The English Wife is a complex mystery with numerous surprises. There are many twisted players in this book, with their true natures, and intentions, well-hidden. Although this book is compelling and intriguing, I did find it confusing at times. All in all, though, it’s a great read.
Thank you, St. Martin’s Press and NetGalley, for my advanced review copy.
The English Wife is a new novel by Lauren Willig that takes us back in time to 1899. Annabelle Van Duyuil and her husband, Bayard (Bay) are holding a Twelfth Night Ball at their newly finished home Illyria. Later that evening, Bay is found stabbed to death in the folly and his sister, Janie catches a glimpse of Annabelle in the river. It is believed that Bay pushed Annabelle into the river and then killed himself. Annabelle’s body, though, is not found. There had been rumors swirling around society that Annabelle had been having an affair with the architect of Illyria. Janie does not believe the rumors and wants to discover what really happened that night at the ball. She knows that her mother would never hire a detective, so Janie seeks out assistance from reporter, James Burke. The pair delve into Annabelle and Bay’s lives seeking answers. The more Janie learns, the more she realizes how little she knew about her brother and his wife. Did one of their secrets get them killed? And why did Bay die with saying the name George?

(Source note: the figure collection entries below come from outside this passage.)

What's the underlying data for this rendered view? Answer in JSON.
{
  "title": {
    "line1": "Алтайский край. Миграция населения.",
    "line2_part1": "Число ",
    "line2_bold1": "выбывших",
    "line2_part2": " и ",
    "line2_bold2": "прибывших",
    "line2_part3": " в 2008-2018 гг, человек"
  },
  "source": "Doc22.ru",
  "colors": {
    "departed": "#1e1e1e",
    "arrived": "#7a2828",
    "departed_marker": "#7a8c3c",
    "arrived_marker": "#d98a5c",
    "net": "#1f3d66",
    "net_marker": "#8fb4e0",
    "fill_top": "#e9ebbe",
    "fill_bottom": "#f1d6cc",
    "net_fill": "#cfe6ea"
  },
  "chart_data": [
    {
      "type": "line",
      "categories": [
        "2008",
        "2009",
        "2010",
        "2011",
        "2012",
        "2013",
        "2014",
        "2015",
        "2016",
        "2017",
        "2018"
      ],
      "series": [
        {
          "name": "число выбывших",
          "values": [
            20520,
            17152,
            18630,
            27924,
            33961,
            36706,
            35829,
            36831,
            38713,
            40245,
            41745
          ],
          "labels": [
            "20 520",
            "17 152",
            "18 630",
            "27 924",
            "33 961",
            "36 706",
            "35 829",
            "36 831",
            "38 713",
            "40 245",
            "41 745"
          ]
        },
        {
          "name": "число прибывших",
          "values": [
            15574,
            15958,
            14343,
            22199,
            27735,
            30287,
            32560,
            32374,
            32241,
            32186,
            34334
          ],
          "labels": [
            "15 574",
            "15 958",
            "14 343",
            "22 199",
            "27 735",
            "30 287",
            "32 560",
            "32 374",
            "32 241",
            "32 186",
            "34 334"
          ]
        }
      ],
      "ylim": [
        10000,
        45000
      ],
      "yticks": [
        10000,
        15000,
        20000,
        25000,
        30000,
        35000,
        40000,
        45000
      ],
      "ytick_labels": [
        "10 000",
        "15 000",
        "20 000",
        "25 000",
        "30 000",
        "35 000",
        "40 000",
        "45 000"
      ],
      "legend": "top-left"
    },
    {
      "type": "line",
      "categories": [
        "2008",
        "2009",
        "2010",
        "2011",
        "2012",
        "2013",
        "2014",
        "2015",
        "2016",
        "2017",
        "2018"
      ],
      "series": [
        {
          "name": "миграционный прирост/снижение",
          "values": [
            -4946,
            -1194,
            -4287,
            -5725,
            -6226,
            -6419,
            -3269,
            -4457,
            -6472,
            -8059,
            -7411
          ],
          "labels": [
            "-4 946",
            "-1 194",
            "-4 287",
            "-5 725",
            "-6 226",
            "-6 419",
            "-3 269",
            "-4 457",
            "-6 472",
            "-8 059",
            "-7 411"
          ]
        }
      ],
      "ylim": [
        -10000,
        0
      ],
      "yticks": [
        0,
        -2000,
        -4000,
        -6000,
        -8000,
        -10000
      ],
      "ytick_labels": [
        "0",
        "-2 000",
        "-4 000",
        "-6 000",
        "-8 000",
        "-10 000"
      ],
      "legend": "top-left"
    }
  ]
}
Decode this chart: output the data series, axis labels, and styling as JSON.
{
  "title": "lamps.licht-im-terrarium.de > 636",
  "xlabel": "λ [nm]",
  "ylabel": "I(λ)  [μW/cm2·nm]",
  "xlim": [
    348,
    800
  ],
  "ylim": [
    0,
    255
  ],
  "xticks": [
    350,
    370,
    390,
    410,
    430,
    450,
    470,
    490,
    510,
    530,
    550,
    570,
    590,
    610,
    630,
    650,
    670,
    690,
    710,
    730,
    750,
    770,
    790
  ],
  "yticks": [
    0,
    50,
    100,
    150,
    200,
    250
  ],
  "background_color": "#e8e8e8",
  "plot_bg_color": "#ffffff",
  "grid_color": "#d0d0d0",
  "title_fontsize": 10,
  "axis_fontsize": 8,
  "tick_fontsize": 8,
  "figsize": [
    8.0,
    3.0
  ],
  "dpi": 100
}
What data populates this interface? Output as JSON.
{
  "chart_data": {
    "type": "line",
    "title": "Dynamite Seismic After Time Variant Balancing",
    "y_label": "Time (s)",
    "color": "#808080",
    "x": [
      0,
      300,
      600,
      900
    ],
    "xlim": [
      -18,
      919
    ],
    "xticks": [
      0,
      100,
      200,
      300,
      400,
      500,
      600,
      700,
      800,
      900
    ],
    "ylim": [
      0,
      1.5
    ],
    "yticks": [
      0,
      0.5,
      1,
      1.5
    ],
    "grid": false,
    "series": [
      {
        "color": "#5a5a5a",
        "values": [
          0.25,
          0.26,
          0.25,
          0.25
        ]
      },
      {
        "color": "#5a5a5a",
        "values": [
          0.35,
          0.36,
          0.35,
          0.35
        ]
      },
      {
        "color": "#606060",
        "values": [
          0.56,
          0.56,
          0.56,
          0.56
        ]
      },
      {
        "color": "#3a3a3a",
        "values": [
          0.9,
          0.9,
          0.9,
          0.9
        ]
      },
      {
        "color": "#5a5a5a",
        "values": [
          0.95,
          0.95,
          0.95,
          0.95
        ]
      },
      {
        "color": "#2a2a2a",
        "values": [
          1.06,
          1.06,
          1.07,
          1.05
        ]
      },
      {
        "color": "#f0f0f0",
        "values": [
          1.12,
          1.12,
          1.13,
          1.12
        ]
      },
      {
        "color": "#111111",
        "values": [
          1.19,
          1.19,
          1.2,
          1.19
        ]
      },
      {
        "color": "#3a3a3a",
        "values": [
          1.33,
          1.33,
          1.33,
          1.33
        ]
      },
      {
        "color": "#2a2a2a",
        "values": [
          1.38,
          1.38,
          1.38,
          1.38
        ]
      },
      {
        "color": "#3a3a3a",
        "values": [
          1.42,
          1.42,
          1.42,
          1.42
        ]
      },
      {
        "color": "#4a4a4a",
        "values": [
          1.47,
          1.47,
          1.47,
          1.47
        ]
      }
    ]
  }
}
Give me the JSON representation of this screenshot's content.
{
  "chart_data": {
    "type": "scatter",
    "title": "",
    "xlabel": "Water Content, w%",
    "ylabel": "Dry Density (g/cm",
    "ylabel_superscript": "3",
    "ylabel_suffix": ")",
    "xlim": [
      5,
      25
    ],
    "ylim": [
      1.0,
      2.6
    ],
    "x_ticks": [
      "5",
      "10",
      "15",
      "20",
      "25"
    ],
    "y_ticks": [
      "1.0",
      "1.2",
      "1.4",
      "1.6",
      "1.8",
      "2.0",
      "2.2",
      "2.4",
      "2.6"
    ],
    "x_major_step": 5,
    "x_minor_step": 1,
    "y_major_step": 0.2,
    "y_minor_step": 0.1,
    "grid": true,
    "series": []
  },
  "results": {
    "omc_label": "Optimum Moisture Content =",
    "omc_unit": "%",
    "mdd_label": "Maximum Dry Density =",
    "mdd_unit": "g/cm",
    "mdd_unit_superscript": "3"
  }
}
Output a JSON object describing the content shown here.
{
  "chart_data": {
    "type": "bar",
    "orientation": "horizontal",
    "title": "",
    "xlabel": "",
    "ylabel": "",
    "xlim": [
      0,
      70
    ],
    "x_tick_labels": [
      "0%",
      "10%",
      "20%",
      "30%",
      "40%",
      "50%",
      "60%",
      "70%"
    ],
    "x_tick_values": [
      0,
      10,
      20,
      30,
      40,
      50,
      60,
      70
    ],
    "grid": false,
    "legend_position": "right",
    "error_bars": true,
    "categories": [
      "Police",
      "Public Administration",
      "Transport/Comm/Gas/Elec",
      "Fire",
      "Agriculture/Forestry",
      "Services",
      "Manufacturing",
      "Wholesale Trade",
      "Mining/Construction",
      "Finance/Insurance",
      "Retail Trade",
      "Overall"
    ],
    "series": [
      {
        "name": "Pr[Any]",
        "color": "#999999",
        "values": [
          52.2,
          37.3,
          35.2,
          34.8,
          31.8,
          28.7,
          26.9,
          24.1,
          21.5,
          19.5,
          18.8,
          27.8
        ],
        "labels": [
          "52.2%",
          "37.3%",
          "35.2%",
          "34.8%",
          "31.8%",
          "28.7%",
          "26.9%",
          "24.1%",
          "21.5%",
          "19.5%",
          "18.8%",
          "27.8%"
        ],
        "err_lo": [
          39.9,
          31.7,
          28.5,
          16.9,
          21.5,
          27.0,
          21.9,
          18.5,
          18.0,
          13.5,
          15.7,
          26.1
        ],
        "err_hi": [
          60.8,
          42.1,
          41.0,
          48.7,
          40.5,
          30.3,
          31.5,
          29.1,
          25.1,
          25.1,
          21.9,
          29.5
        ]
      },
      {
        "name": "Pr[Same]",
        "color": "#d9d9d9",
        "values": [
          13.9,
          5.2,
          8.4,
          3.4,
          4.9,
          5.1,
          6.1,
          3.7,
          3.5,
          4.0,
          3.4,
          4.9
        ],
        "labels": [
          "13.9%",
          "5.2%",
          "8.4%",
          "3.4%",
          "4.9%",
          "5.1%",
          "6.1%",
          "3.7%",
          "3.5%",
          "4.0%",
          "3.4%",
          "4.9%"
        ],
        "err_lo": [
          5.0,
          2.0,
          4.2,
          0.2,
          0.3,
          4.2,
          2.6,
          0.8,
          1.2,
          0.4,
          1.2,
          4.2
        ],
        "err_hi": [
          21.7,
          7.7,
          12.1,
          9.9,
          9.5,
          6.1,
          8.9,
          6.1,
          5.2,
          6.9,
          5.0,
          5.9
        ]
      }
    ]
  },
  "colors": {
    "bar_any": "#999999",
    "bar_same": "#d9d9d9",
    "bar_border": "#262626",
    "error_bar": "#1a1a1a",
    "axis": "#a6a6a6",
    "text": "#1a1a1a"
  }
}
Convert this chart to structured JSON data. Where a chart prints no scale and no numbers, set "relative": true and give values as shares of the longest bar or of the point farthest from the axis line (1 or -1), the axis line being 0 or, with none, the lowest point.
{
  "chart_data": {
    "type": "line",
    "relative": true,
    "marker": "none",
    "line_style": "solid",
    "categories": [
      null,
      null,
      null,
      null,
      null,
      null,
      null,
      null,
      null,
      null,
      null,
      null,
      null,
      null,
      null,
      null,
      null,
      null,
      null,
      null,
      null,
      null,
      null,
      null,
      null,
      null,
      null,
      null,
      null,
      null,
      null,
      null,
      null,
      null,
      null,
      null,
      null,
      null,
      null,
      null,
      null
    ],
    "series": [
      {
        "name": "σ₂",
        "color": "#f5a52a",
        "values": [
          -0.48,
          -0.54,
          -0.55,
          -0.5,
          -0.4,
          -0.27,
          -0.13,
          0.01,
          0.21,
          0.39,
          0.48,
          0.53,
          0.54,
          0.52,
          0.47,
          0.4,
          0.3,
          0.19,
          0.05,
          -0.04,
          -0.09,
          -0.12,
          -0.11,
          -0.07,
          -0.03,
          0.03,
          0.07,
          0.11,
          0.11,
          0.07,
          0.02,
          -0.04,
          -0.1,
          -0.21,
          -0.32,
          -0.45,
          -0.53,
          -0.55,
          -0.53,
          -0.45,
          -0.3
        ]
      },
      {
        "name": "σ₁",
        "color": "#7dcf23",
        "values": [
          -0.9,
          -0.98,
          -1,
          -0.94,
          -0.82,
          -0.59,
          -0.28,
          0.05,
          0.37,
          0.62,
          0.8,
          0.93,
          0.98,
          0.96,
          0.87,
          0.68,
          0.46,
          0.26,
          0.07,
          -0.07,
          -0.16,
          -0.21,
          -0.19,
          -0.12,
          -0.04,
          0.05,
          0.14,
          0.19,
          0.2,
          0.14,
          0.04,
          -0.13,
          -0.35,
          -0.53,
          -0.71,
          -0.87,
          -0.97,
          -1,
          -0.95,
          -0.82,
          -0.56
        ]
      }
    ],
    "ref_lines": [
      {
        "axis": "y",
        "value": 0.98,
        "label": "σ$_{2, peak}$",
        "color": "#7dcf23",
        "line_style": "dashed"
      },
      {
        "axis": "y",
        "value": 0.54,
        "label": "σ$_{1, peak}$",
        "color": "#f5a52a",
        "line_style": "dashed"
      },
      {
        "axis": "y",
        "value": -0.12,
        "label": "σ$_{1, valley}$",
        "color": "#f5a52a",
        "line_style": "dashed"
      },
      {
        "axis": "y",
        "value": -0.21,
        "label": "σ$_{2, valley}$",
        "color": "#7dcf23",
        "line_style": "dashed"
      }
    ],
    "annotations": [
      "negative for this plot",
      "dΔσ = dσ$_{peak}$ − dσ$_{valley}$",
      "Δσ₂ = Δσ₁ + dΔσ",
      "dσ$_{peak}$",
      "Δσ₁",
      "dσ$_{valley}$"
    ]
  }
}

The English Wife sounded like such a great book. A Gilded Age story with scandals, secrets and murder. The final product, though, was like being stuck in rush hour traffic. You move forward very, very slowly. The pace was slow, and the dialogue was awkward. There were a couple of good sections, but they were few (and did not make up for the rest of the book). There are numerous characters (with very similar names) and background stories on each of them. The book is written with one chapter in present time and the next chapter takes you back when Bay met Georgie. There are detailed descriptions of homes (inside and out), clothing, art, and plays (many discussions on Shakespeare plays). The author did capture the lifestyle of the rich living in 1899. The only likeable character is the reporter, James Burke. I quickly tired of Janie (whiny) and her overbearing, dominating mother. The author should have given Janie a strong backbone and a curious nature. Instead, she retreats into the wallpaper (very much the wallflower). There is a lot of repetition in the book. The mystery plays out slowly over the course of the novel and the reveal is anticlimactic. The identity of the killer was no surprise. The ending was disappointing with many threads left dangling. The author was attempting to capture the era with the writing style, but it comes across as contrived. The connections to the play Twelfth Night are apparent (for those who have read or seen Shakespeare’s play). The English Wife had potential, but it was not achieved. I found it a tedious book to read and I want the hours I spent reading it back.
Who did it?
I voluntarily read an Advance Review Copy of this book. This book starts out with a murder of Bay and Annabelle, his wife, is a suspect even though she disappears. The book goes back and forth in time which can be confusing at times. The book is full of suspense, mystery and there are secrets along the way. It is a good book to read but it is a little long.